Jess was also an active volunteer, particularly through P and C’s and school education.
In parliament, Jess has worked to achieve millions of dollars investment in transport and infrastructure for her electorate, as well as support for small businesses.
What does gender equality mean to you?
Put simply, it means everyone has the opportunity to experience the highs and lows of both traditional gender roles.
I’m about to have my third child and I want my husband to be able to have the experience of being a hands-on dad and bonding with our daughter, being able to take time off to be with her.
Likewise, me being a mother should not exclude me from the traditionally male-dominated field of politics, and in fact my experiences as a mum give me a unique perspective as an MP.
Both genders gain so much when they can share in these experiences, and I want to see this improved.
Which female politicians have inspired or encouraged you?
Our Premier, Annastacia Palaszczuk is a huge inspiration to me, particularly this year when she has had to endure serious criticism and hold firm to her position to abide by the Chief Health Officer’s advice.
My only concern in that other young women watching that level of sustained pressure may decide that a career in politics is not for them, but this is exactly why we need to do all we can to encourage women in politics.
What inspired you to serve your community?
I’m inspired by many of the local women I meet in my community every day, working on the P and C’s, the soccer clubs and often also balancing work and family too.

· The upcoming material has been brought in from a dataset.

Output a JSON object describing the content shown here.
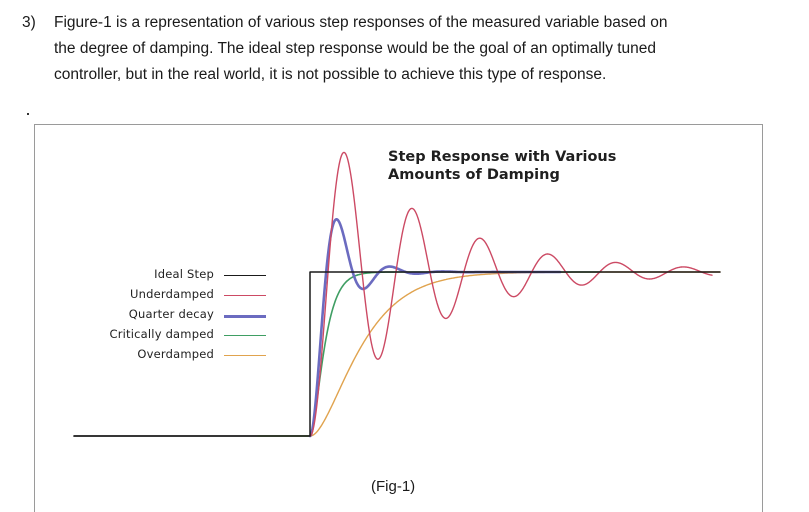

This was my entry into community leadership and then politics, first as a P and C President, then a candidate for the Labor Party. I think community work is an important precursor to being elected to parliament, because it means that when you’re elected, you’re already across the issues of the community and you can get started immediately.
Being able to deliver big projects for my community is also reward, but it’s also about helping people with the smaller issues and being that someone in the community that people can turn too for advice and support.
What are the most important contributions you are making in Parliament?
Firstly, just by being there as a young woman, a young mum, I’m sending a signal to other young women that they can do it too.
Secondly, by being a female voice in parliament, I can give voice to issues around female-dominated areas like consent laws, maternity care, and so much more.
But we really need a critical mass of women in parliament to effectively address these issues.
What is next for gender equality in politics?
Obviously we need to have 50% female representation in Parliament, right across the political spectrum.
It’s only sensible that the Parliament should reflect society and we still have a way to go in this regard.